Elke tag bestaat uit een naam en een waarde. U kunt tags gebruiken om context te bieden over de bijbehorende workload, toepassing, operationele vereisten of eigendom. U kunt bijvoorbeeld de tagnaam omgeving toepassen met de waarde productie- om alle productiebronnen te categoriseren.
Veelvoorkomende toepassingen voor tags zijn:
metagegevens en documentatie: tags zoals ProjectOwner beheerders helpen eenvoudig resourcedetails weer te geven.
Automation: Tags zoals ShutdownTime of DeprovisionDate kunnen acties activeren via scripts.

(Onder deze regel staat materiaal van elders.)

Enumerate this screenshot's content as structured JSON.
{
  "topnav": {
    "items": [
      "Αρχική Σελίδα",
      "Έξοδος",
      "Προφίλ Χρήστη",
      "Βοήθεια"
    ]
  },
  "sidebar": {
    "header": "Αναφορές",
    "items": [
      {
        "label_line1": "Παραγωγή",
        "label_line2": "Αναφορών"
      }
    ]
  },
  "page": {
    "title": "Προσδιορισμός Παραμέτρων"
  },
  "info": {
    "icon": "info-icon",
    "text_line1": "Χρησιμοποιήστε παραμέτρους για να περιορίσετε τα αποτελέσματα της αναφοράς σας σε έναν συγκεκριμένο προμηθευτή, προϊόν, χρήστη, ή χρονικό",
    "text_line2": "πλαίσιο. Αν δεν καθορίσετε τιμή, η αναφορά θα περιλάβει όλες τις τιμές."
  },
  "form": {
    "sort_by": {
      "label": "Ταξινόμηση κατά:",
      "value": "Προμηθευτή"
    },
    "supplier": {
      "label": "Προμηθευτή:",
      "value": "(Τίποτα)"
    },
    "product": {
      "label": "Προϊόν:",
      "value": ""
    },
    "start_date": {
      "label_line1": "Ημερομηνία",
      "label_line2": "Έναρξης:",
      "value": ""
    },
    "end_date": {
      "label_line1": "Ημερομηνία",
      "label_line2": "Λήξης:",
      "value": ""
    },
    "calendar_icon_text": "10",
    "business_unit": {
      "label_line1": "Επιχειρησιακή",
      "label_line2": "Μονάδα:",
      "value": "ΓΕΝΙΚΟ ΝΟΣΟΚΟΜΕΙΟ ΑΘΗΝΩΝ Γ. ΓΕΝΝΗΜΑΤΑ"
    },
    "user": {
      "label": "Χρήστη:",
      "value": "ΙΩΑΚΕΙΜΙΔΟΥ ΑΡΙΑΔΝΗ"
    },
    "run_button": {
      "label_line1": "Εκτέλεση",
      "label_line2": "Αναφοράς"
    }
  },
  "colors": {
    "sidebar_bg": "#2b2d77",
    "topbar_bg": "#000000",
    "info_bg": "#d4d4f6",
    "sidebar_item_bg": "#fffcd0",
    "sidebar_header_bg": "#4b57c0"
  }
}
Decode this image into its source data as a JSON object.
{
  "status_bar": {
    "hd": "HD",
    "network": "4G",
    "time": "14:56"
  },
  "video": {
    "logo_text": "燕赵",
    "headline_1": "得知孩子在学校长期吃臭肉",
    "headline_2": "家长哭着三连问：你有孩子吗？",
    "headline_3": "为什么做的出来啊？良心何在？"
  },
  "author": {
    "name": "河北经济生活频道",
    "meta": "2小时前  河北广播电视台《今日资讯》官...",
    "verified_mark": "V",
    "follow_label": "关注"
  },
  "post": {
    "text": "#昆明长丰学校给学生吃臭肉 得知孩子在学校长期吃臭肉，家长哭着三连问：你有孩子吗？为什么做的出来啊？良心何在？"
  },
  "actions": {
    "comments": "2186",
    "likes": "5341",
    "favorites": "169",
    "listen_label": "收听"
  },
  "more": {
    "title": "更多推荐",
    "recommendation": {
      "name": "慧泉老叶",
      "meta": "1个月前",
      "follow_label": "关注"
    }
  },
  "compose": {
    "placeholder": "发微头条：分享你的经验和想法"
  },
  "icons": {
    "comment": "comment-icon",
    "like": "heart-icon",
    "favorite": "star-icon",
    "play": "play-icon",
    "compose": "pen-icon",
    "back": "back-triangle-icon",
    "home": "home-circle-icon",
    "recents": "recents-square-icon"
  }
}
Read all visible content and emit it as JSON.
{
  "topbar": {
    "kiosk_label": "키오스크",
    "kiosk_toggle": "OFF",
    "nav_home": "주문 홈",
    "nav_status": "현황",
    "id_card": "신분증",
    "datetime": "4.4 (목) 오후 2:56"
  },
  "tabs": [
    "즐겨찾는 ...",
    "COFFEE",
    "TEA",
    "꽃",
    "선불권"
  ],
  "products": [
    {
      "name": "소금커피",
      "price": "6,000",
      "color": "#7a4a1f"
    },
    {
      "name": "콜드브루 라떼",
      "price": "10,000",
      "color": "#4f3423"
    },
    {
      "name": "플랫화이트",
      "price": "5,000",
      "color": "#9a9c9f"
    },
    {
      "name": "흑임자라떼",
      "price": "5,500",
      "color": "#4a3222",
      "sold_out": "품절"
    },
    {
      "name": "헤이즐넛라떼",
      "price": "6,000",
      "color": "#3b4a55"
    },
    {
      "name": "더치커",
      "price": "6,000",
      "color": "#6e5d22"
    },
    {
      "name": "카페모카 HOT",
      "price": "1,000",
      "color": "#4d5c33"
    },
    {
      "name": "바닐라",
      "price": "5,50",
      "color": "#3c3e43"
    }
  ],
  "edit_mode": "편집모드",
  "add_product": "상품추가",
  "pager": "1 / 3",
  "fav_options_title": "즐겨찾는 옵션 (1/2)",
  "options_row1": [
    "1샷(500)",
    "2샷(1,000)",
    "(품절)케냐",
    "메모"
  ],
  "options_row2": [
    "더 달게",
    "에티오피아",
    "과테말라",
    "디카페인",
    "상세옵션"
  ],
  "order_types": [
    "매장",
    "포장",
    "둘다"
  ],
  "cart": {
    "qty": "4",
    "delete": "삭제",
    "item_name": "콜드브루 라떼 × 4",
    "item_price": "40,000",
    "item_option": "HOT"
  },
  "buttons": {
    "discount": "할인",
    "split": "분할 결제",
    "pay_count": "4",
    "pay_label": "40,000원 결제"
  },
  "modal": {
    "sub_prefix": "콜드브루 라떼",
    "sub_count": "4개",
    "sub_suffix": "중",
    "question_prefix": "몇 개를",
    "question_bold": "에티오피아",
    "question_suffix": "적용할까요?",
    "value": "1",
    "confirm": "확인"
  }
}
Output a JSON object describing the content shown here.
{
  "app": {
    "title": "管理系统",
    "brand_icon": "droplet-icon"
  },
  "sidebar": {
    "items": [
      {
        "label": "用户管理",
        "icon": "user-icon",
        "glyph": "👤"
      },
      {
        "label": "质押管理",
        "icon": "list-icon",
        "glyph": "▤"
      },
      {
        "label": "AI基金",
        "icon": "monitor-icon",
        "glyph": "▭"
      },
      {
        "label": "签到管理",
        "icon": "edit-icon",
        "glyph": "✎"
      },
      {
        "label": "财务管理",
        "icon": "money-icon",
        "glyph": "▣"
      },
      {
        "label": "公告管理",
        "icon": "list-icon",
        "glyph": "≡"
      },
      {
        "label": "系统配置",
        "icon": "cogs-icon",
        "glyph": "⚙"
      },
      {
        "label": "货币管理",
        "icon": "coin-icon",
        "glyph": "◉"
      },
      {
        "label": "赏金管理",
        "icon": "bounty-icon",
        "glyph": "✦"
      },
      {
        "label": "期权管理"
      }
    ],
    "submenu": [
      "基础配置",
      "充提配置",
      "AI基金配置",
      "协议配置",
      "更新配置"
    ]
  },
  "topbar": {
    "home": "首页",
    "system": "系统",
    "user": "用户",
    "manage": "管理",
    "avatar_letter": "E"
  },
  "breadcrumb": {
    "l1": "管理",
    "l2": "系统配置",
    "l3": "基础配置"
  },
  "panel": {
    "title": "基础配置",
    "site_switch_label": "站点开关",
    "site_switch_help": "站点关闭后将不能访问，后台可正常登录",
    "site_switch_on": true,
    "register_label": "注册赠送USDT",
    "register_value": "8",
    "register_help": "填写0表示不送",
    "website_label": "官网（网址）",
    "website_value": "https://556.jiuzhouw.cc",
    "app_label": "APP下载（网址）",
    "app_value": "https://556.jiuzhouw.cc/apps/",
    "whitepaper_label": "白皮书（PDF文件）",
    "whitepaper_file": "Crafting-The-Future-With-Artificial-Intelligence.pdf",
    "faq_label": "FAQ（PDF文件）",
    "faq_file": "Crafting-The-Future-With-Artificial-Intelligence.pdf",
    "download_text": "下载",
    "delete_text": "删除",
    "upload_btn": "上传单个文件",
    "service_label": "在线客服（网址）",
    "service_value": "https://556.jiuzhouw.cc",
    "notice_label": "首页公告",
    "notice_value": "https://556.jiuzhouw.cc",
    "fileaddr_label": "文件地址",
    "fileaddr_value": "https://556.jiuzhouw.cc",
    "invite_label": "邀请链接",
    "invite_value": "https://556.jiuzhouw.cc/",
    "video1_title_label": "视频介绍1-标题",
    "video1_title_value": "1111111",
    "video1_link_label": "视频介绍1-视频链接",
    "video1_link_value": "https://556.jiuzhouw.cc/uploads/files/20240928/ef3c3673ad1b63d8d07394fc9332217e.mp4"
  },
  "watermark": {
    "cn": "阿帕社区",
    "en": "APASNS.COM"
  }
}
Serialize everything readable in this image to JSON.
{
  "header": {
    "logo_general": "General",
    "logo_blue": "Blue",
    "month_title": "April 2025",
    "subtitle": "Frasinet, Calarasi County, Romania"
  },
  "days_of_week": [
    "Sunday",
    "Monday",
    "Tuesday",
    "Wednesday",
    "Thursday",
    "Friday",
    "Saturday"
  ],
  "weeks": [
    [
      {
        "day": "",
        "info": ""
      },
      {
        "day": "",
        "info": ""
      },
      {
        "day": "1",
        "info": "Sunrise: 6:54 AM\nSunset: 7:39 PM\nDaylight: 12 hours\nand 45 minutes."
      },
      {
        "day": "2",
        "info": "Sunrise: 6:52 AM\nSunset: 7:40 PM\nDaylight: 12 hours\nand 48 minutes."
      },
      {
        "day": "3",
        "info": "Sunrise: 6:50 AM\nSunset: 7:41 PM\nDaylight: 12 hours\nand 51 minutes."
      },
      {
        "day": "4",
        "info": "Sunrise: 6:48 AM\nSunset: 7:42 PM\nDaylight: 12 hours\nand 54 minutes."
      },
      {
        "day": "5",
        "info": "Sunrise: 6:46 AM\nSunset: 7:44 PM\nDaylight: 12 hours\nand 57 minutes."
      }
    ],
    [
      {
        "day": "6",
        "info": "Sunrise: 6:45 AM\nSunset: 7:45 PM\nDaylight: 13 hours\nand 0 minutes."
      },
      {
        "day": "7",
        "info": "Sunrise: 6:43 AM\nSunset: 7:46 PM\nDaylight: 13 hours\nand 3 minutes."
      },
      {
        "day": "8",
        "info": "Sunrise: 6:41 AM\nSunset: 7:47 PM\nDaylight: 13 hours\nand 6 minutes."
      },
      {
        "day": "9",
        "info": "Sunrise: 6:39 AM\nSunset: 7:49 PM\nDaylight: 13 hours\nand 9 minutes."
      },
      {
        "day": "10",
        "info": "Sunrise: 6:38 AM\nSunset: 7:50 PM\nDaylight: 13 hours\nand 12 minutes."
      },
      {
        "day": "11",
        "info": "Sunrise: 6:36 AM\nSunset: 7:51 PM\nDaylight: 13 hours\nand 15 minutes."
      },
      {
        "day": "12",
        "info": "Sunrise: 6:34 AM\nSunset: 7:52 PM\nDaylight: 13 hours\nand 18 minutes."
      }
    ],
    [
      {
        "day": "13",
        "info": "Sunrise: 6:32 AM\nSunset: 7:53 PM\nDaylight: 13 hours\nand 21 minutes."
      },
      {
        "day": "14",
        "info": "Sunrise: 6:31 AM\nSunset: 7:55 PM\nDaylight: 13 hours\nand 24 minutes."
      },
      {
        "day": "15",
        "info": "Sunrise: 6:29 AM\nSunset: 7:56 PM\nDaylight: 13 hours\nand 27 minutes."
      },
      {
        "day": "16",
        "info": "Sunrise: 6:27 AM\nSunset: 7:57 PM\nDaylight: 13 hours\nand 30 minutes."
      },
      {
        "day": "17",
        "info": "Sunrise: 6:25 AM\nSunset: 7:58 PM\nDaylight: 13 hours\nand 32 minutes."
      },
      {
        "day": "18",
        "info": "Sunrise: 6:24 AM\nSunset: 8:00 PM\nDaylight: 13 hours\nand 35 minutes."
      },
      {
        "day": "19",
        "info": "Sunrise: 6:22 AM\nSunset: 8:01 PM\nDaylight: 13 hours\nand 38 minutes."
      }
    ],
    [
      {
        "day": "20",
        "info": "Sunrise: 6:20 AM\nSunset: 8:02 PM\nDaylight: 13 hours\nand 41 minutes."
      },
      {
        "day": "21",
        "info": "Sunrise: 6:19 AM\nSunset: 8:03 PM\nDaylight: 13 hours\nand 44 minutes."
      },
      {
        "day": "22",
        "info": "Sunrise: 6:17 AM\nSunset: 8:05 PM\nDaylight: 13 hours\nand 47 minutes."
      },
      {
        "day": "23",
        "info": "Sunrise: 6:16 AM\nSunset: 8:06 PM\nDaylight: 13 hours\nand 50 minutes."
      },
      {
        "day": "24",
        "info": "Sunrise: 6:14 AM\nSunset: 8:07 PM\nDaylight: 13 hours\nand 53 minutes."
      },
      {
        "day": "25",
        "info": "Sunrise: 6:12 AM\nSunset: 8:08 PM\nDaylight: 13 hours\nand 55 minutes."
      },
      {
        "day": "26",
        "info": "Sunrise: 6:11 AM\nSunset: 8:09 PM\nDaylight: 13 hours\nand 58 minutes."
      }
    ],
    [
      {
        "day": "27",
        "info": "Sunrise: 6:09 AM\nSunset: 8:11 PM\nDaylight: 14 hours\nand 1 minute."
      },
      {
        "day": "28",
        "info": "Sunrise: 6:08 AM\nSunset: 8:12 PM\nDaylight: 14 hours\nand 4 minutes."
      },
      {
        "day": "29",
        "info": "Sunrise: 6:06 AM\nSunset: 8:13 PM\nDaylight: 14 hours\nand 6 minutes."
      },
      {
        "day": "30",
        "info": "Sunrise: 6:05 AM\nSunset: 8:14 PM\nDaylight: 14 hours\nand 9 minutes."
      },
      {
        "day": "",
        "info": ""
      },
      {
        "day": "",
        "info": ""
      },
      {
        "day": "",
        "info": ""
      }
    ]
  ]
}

Optimalisatie van kosten: U kunt tags gebruiken om resources toe te wijzen aan specifieke teams die verantwoordelijk zijn voor de kosten. In Microsoft Cost Managementkunt u rapporten filteren op de tag Kostenplaats om kosten per team of afdeling bij te houden.
Gerelateerde resources
Zie voor meer informatie over de organisatie en het beheer van Azure Virtual Desktop:
- Azure Virtual Desktop voor de onderneming
- Uw Azure-resources effectief organiseren
- handleiding voor het benoemen en taggen van resources
Volgende stap
Meer informatie over beheer en bewaking voor een scenario op ondernemingsniveau van Azure Virtual Desktop.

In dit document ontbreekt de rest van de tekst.